The sizeless web

January 22, 2023

In the 1990s desktop computers had relatively small screens. We used tables to layout pixel-perfect 800-pixel-wide designs. Time passed and screen sizes got larger. We used CSS to layout pixel perfect 1024 pixel-wide designs. The iPhone arrived and we decided the internet had two sizes, desktop, and mobile. We used media queries to lay out a mobile layout of 320 pixels and kept the desktop layout of 1024 pixels.

We have functionally stopped there (excluding some adjusting of our preferred pixel widths). The average web designer still seems to have accepted that the internet has two and only two sizes. Overachievers may identify a third size of "tablet". Frameworks may give us a few more sizes that are largely ignored.
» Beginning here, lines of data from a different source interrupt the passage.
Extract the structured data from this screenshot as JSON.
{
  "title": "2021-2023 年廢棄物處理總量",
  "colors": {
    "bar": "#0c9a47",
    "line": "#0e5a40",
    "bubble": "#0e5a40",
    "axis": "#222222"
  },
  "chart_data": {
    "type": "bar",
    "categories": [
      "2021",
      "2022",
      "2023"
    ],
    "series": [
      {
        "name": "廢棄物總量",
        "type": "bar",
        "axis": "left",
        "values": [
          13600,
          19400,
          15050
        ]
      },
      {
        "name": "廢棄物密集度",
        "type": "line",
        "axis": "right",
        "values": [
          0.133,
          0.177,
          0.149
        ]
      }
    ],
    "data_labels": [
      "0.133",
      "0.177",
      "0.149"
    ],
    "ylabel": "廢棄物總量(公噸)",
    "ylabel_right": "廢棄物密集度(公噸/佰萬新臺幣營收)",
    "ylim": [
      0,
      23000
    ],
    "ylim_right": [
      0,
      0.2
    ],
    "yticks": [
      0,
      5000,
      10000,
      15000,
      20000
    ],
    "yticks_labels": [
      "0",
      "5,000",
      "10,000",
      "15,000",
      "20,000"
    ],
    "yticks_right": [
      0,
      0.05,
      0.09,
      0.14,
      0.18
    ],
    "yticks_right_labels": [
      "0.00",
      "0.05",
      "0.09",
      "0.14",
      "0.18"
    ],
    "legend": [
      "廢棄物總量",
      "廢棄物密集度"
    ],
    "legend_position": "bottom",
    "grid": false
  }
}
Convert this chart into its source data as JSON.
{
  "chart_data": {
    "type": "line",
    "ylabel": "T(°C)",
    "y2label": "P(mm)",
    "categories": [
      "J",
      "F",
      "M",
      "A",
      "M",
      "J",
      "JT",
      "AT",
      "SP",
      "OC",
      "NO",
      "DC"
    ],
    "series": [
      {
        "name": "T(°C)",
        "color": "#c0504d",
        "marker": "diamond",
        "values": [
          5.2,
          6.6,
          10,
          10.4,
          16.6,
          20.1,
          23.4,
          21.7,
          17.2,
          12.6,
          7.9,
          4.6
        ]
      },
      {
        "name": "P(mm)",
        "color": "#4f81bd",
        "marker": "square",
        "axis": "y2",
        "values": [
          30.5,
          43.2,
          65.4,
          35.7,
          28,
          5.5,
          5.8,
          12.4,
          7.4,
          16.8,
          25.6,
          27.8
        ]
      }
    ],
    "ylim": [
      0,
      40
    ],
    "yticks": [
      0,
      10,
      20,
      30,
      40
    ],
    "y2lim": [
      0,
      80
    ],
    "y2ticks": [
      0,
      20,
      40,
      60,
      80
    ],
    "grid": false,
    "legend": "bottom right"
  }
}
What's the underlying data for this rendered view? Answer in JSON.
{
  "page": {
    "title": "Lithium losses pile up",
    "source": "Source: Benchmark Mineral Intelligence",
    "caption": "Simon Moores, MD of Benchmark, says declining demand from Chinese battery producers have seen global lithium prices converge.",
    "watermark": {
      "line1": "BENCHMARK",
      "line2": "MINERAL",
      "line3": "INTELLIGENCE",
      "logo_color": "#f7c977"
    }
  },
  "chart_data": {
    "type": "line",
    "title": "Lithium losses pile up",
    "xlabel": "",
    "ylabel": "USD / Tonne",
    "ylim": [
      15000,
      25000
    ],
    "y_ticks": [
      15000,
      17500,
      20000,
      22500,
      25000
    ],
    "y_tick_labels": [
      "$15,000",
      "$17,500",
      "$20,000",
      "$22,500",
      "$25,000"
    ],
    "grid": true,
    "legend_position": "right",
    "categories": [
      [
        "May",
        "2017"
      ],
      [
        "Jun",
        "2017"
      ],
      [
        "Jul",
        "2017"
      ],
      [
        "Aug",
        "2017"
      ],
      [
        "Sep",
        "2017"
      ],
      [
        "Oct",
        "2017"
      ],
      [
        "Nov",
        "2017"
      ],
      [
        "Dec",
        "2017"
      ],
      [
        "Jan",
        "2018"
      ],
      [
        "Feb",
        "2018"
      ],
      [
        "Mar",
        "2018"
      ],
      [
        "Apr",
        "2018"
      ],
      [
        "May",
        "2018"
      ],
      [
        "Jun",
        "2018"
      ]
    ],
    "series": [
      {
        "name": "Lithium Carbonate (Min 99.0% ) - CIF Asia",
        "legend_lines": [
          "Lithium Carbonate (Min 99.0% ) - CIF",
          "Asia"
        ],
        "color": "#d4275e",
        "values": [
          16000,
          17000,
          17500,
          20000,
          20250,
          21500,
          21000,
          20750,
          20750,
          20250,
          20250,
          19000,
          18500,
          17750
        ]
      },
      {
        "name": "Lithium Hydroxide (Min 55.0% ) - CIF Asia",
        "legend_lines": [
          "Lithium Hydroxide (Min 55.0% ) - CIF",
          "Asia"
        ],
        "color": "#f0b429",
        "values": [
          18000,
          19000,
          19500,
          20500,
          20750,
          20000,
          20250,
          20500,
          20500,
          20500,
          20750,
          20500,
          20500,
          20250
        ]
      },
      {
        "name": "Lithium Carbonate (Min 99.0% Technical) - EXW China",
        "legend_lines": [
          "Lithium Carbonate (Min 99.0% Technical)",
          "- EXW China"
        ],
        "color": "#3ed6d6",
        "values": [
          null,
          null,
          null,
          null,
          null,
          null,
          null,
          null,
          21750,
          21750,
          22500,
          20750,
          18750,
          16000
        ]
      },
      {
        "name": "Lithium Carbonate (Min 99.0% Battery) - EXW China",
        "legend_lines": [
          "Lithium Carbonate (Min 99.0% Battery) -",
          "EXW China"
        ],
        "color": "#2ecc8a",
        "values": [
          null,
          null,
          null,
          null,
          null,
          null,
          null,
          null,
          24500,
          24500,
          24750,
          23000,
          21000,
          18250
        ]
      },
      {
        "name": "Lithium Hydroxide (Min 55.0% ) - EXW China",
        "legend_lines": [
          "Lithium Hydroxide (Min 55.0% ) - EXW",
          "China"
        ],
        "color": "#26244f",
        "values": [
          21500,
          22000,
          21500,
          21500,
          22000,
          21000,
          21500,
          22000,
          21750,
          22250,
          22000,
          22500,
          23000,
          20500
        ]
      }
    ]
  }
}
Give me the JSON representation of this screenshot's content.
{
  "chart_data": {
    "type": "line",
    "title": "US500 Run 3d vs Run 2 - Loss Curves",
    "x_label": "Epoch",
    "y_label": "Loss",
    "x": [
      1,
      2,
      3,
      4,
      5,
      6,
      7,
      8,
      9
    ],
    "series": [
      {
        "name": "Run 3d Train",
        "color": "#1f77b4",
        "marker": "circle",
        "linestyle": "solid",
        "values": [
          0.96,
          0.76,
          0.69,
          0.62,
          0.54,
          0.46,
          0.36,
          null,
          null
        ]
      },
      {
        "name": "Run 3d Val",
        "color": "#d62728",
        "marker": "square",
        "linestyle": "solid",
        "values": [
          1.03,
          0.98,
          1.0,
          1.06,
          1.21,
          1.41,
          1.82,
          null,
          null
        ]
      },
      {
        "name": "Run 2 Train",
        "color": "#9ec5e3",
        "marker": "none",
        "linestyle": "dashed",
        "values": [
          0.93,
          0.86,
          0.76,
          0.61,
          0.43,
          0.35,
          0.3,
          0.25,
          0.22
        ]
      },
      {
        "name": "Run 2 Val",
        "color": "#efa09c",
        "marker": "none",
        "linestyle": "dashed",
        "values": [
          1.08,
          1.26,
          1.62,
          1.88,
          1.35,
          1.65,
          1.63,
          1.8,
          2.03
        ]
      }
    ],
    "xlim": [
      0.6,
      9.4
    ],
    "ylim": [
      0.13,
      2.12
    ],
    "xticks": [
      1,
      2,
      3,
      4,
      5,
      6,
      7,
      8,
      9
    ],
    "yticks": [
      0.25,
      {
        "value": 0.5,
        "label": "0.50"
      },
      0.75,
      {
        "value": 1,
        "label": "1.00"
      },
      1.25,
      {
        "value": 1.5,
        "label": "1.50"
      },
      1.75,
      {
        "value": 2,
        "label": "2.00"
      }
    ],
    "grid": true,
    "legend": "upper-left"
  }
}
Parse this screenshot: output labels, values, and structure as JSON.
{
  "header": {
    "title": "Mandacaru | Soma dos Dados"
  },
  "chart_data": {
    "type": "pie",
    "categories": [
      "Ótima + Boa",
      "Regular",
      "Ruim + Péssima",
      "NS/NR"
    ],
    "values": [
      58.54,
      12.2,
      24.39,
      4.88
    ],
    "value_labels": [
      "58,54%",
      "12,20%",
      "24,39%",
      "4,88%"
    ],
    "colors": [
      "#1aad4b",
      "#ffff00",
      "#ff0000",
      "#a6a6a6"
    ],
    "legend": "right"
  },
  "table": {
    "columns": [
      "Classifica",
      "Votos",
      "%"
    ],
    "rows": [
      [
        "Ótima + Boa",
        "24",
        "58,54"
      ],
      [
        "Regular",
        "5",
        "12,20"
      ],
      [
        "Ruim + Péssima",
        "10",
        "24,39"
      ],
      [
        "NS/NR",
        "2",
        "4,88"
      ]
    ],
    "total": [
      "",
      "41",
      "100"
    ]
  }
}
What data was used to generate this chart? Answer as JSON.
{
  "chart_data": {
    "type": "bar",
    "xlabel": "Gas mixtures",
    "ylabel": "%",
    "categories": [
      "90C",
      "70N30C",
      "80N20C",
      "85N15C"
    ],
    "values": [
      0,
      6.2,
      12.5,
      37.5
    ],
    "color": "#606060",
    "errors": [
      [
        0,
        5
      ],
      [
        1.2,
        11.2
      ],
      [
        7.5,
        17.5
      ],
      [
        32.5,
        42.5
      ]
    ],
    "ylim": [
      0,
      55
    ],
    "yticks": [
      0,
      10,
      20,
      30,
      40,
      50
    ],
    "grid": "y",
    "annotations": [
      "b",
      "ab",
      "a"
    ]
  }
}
Regardless, designing for more than two sizes was just too big of an ask.

I actually agree, asking designers to design for an ever-increasing number of screen sizes is unreasonable. In fact, I believe designing for two unique sizes is unreasonable. Instead, I advocate for a screen size agnostic web design philosophy.

The web is an inherently responsive (and even mobile-friendly) medium. Our idolization of pixel-perfect layouts led us to sacrifice what makes the web uniquely powerful, and we still haven't recovered. The way out is not designing for more screens. The way out is to intentionally design for the web as it is instead of accidentally designing for the (two-sized) web we wish it was.